The Akanthos Column ultimately derives from the long tradition of setting images up on tall pillars within Greek sanctuaries, winged figures that appear to fly. Just as the great Archaic sphinx, dedicated by the people of Naxos at Delphi, hovered high beside Apollo’s temple (see its location on
this page
), so, too, the dancing Erechtheids hung in the air atop the Akanthos Column. And like the flying Nike of Paionios set in front of Zeus’s temple at Olympia (
this page
), the Akanthos Column reminded all who passed, friend and foe alike, of the supremacy of Athens and the enormous sacrifices made to achieve this. Each girl raises
her right arm to support a great bronze tripod, lost long ago. It has now been shown that this tripod was further surmounted by a stone
omphalos
, the very symbol of Delphi as center of the Earth.
128

Over time, Neoptolemos develops into a model hero for young men, just as the daughters of Erechtheus do for young women. In fact, the very name Neoptolemos means “young warrior” or “recruit.” And like other heroes encountered in this chapter, he acquires a second name:
Pyrrhos.
129
This means “fire” and further links Neoptolemos to the fire of Apollo’s
altar, just meters from his tomb. Importantly, the name also connects him with
Pyrrha, wife of the Athenian
king Deukalion. The chest in which Pyrrha and Deukalion took refuge during the great flood, in fact, came to rest atop
Mount Parnassos, just above Delphi. The name Pyrrhos thus associates Neoptolemos with the Athenian royal family and may help to explain why the Akanthos Column and its dancing Erechtheids were placed so close to the hero’s shrine (
this page
).

Two key memorials were thus intentionally juxtaposed at Delphi. One commemorated the archetypal young warrior: bold, ruthless, and “fiery.” The other celebrated the archetypal maidens: graceful, elegant, yet no less brave and tenacious in giving their lives to save their city. Indeed, both male and female role models were required in the education of young citizens, in shaping a common
knowledge for appropriate gendered behavior, both steeped in valor and patriotism. In the shadow of Apollo’s temple and in the light of its eternal altar fire, youths and maidens sang, danced, and sacrificed. The shrine of Neoptolemos-Pyrrhos and the column of the dancing Erechtheids above it served as a key destination for young pilgrims at Delphi, especially those from Athens, a place where they performed special rites of initiation and reinforced their identities as Athenians in full view of all.
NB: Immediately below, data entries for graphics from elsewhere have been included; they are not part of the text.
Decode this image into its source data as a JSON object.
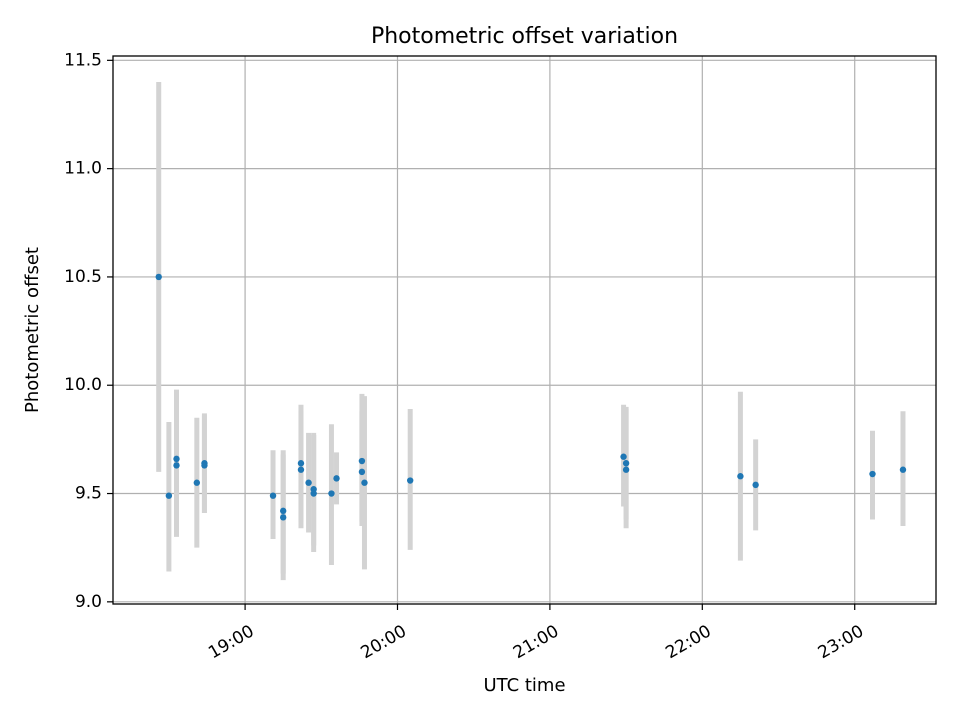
{
  "chart_data": {
    "type": "scatter",
    "title": "Photometric offset variation",
    "xlabel": "UTC time",
    "ylabel": "Photometric offset",
    "xlim": [
      "18:08",
      "23:32"
    ],
    "ylim": [
      8.99,
      11.52
    ],
    "x_ticks": [
      "19:00",
      "20:00",
      "21:00",
      "22:00",
      "23:00"
    ],
    "y_ticks": [
      "9.0",
      "9.5",
      "10.0",
      "10.5",
      "11.0",
      "11.5"
    ],
    "grid": true,
    "error_bar_color": "#d3d3d3",
    "marker_color": "#1f77b4",
    "points": [
      {
        "time": "18:26",
        "y": 10.5,
        "err_low": 9.6,
        "err_high": 11.4
      },
      {
        "time": "18:30",
        "y": 9.49,
        "err_low": 9.14,
        "err_high": 9.83
      },
      {
        "time": "18:33",
        "y": 9.66,
        "err_low": 9.33,
        "err_high": 9.98
      },
      {
        "time": "18:33",
        "y": 9.63,
        "err_low": 9.3,
        "err_high": 9.96
      },
      {
        "time": "18:41",
        "y": 9.55,
        "err_low": 9.25,
        "err_high": 9.85
      },
      {
        "time": "18:44",
        "y": 9.64,
        "err_low": 9.41,
        "err_high": 9.87
      },
      {
        "time": "18:44",
        "y": 9.63,
        "err_low": 9.41,
        "err_high": 9.86
      },
      {
        "time": "19:11",
        "y": 9.49,
        "err_low": 9.29,
        "err_high": 9.7
      },
      {
        "time": "19:15",
        "y": 9.42,
        "err_low": 9.13,
        "err_high": 9.7
      },
      {
        "time": "19:15",
        "y": 9.39,
        "err_low": 9.1,
        "err_high": 9.68
      },
      {
        "time": "19:22",
        "y": 9.64,
        "err_low": 9.37,
        "err_high": 9.91
      },
      {
        "time": "19:22",
        "y": 9.61,
        "err_low": 9.34,
        "err_high": 9.88
      },
      {
        "time": "19:25",
        "y": 9.55,
        "err_low": 9.32,
        "err_high": 9.78
      },
      {
        "time": "19:27",
        "y": 9.52,
        "err_low": 9.26,
        "err_high": 9.78
      },
      {
        "time": "19:27",
        "y": 9.5,
        "err_low": 9.23,
        "err_high": 9.77
      },
      {
        "time": "19:34",
        "y": 9.5,
        "err_low": 9.17,
        "err_high": 9.82
      },
      {
        "time": "19:36",
        "y": 9.57,
        "err_low": 9.45,
        "err_high": 9.69
      },
      {
        "time": "19:46",
        "y": 9.6,
        "err_low": 9.37,
        "err_high": 9.88
      },
      {
        "time": "19:46",
        "y": 9.65,
        "err_low": 9.35,
        "err_high": 9.96
      },
      {
        "time": "19:47",
        "y": 9.55,
        "err_low": 9.15,
        "err_high": 9.95
      },
      {
        "time": "20:05",
        "y": 9.56,
        "err_low": 9.24,
        "err_high": 9.89
      },
      {
        "time": "21:29",
        "y": 9.67,
        "err_low": 9.44,
        "err_high": 9.91
      },
      {
        "time": "21:30",
        "y": 9.64,
        "err_low": 9.38,
        "err_high": 9.9
      },
      {
        "time": "21:30",
        "y": 9.61,
        "err_low": 9.34,
        "err_high": 9.89
      },
      {
        "time": "22:15",
        "y": 9.58,
        "err_low": 9.19,
        "err_high": 9.97
      },
      {
        "time": "22:21",
        "y": 9.54,
        "err_low": 9.33,
        "err_high": 9.75
      },
      {
        "time": "23:07",
        "y": 9.59,
        "err_low": 9.38,
        "err_high": 9.79
      },
      {
        "time": "23:19",
        "y": 9.61,
        "err_low": 9.35,
        "err_high": 9.88
      }
    ]
  }
}
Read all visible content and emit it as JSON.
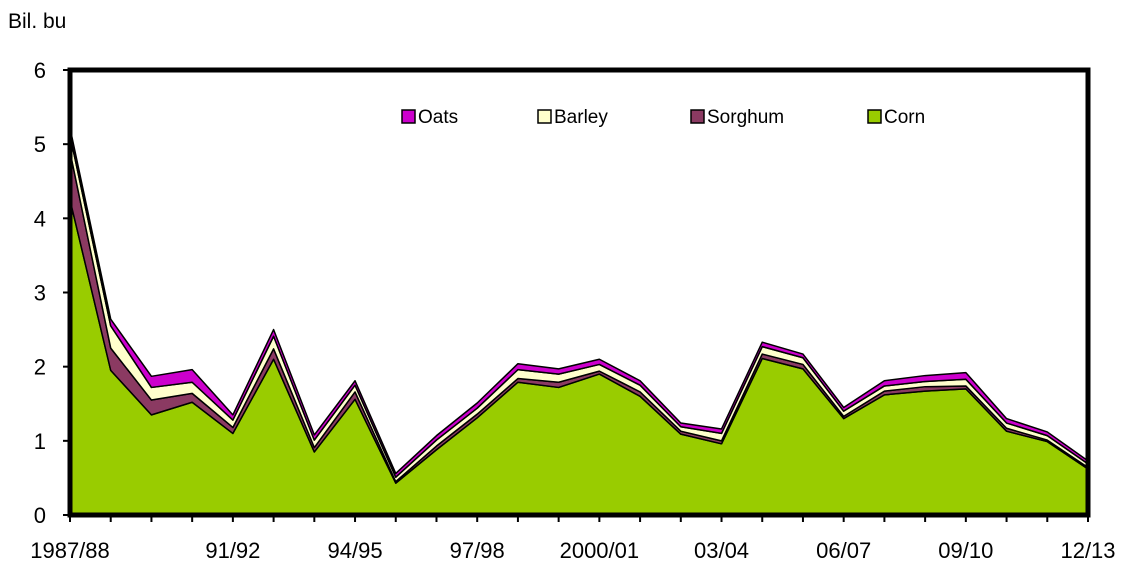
{
  "chart_data": {
    "type": "area",
    "stacked": true,
    "ylabel": "Bil. bu",
    "ylim": [
      0,
      6
    ],
    "yticks": [
      0,
      1,
      2,
      3,
      4,
      5,
      6
    ],
    "x": [
      "1987/88",
      "1988/89",
      "1989/90",
      "1990/91",
      "1991/92",
      "1992/93",
      "1993/94",
      "1994/95",
      "1995/96",
      "1996/97",
      "1997/98",
      "1998/99",
      "1999/2000",
      "2000/01",
      "2001/02",
      "2002/03",
      "2003/04",
      "2004/05",
      "2005/06",
      "2006/07",
      "2007/08",
      "2008/09",
      "2009/10",
      "2010/11",
      "2011/12",
      "2012/13"
    ],
    "xtick_labels": {
      "0": "1987/88",
      "4": "91/92",
      "7": "94/95",
      "10": "97/98",
      "13": "2000/01",
      "16": "03/04",
      "19": "06/07",
      "22": "09/10",
      "25": "12/13"
    },
    "legend_position": "top",
    "series": [
      {
        "name": "Corn",
        "color": "#99cc00",
        "values": [
          4.25,
          1.95,
          1.35,
          1.52,
          1.1,
          2.1,
          0.85,
          1.56,
          0.43,
          0.88,
          1.31,
          1.79,
          1.72,
          1.9,
          1.6,
          1.09,
          0.96,
          2.11,
          1.97,
          1.3,
          1.62,
          1.67,
          1.7,
          1.13,
          0.99,
          0.62
        ]
      },
      {
        "name": "Sorghum",
        "color": "#8b3a62",
        "values": [
          0.65,
          0.3,
          0.2,
          0.12,
          0.08,
          0.14,
          0.06,
          0.1,
          0.02,
          0.05,
          0.05,
          0.05,
          0.07,
          0.04,
          0.06,
          0.04,
          0.04,
          0.06,
          0.06,
          0.03,
          0.05,
          0.06,
          0.04,
          0.04,
          0.02,
          0.02
        ]
      },
      {
        "name": "Barley",
        "color": "#ffffcc",
        "values": [
          0.22,
          0.3,
          0.17,
          0.15,
          0.1,
          0.17,
          0.1,
          0.09,
          0.06,
          0.08,
          0.08,
          0.12,
          0.11,
          0.09,
          0.09,
          0.06,
          0.1,
          0.1,
          0.09,
          0.07,
          0.07,
          0.07,
          0.09,
          0.07,
          0.06,
          0.05
        ]
      },
      {
        "name": "Oats",
        "color": "#cc00cc",
        "values": [
          0.1,
          0.09,
          0.15,
          0.17,
          0.07,
          0.09,
          0.07,
          0.06,
          0.05,
          0.06,
          0.07,
          0.08,
          0.07,
          0.07,
          0.06,
          0.05,
          0.06,
          0.06,
          0.05,
          0.05,
          0.07,
          0.08,
          0.09,
          0.06,
          0.05,
          0.04
        ]
      }
    ]
  }
}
YOUTHS AND MAIDENS PERFORMED THESE
rites in preparation for their future lives in which war,
death, and remembrance would figure so centrally. These forces were as powerful in the shaping of the youthful psyche as in the formation of Greek sacred spaces and the monuments that filled them. As festive and joyful as the atmosphere of holy shrines might have been, energized with processions, singing, dancing, and other spectacles, we must remember the darkness that otherwise
overhung daily life: the darkness of incessant warfare and of primordial self-sacrifice, both of which made that life possible. The aching
memory of lives lost by every single family who entered the holy precinct was carried with them up the Sacred Way.

What Athenian paideia was ultimately trying to teach was
courage. For courage was essential to survival in the brutal world that was Greek antiquity. Athenians spent two out of every three years at war during most of the fifth century. It has been argued that in this war making, Athenians understood more clearly what they were doing than others of their time.
130
For democracy fostered free speech, deliberation, and forethought, all of which clarified the reasons for one’s actions. From this, the revolutionary ideal of self-sacrifice for a greater good was born. Piety, paideia, and ritual tradition fueled the bravery needed to sustain this ideal. And it is this courage that enabled Athenians, old and young alike, to face the enormous challenges that winning and defending democracy so urgently required.